Florence also was there.
"She grabbed me and hugged me," Elaine Rodgers said. "She said he was pronounced brain-dead and did I want to have his liver?"
"How could I not have made that decision?" Florence Rodgers said. "That's what he would have done if he'd been able to speak. He'd told her he was going to be with her."
The organ was a perfect match. After one more test by Buck's own physicians to verify brain death, Buck's life support system was disconnected and a UAB transplant team removed the liver.
Elaine Rodgers flew back to Birmingham with the team. Less than 24 hours after going on the waiting list, she had her new liver.
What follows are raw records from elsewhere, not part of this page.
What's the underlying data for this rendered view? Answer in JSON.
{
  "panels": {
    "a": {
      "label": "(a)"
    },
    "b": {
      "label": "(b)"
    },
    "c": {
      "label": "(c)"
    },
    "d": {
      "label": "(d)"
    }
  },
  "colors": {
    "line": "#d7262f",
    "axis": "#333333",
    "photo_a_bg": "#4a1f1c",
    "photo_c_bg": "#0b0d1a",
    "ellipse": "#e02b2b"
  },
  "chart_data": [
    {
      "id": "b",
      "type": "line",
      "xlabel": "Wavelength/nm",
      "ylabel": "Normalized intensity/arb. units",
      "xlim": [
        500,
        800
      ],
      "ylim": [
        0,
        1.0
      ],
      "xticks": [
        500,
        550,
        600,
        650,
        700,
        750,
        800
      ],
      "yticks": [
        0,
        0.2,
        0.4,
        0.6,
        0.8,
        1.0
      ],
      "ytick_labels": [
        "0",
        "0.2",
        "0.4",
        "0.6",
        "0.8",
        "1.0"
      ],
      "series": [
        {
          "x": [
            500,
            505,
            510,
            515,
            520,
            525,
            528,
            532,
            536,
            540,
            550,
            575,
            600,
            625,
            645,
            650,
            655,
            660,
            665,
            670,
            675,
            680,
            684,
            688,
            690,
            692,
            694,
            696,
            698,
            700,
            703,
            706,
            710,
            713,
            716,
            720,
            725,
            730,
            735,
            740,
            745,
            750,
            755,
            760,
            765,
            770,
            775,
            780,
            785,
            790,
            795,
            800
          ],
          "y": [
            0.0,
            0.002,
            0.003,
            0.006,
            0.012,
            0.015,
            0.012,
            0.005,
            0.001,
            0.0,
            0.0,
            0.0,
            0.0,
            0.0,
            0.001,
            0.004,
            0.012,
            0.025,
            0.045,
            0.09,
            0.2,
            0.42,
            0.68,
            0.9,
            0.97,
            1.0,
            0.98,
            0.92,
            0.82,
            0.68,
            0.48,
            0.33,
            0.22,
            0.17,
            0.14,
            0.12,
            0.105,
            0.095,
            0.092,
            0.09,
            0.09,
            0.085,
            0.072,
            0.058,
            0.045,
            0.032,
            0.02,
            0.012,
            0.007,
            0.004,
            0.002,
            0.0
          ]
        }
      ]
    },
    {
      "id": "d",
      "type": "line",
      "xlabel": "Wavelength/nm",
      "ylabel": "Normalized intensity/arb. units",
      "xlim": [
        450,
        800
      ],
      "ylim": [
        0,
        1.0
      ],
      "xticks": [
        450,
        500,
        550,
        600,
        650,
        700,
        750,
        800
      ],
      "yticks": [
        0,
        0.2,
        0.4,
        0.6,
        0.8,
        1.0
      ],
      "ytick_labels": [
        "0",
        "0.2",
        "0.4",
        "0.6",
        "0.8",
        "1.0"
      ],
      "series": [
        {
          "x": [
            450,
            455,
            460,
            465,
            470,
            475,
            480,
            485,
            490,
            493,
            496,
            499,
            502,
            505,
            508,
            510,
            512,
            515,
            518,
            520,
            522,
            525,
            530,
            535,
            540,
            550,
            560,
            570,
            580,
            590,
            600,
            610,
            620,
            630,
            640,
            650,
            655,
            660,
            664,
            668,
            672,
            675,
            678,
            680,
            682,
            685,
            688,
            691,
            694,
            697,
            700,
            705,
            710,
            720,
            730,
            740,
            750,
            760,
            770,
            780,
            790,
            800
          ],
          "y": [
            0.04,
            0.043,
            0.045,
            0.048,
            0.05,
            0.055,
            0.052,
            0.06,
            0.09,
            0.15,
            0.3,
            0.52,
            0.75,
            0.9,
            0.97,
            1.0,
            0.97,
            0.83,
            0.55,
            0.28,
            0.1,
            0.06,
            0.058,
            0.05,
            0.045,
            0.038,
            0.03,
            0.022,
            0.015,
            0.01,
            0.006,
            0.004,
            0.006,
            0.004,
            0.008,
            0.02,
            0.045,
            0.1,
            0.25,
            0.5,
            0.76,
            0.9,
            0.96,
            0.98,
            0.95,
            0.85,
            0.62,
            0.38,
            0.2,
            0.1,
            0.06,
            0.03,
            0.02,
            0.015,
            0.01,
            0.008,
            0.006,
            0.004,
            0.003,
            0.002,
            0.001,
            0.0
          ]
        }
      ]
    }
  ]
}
The wait could have been as long as a year, according to her doctors. About 70,000 Americans - 1,500 Alabamians - are awaiting transplants, Patrick said. Only about 20,000 transplantable organs become available each year, from about 5,000 donors; on average, 12 people each day die awaiting transplants.
Elaine Rodgers remains hospitalized in Birmingham, fighting high blood pressure and fluid on her lungs, but she expects to be home in a few weeks.
"It's like a dream that I'm just waking up from," Elaine Rodgers said. "It all happened so fast ... I haven't even had time to think about it yet, but I know it's a gift from God."
Florence Rodgers agrees.
"This is God. If anybody doesn't believe in God, look at this. If it had been any sooner, she wouldn't have been ready. It had to be his plan."
But has this gift of life helped ease Florence's grief?
"Yes, yes, yes. It helps tremendously. As heartbroken as I am losing him, to know that she's got a chance to live and have good health - I believe it's God's plan," she says. "Praise God, I had him for 46 years. I'm so thankful that love doesn't end with the grave."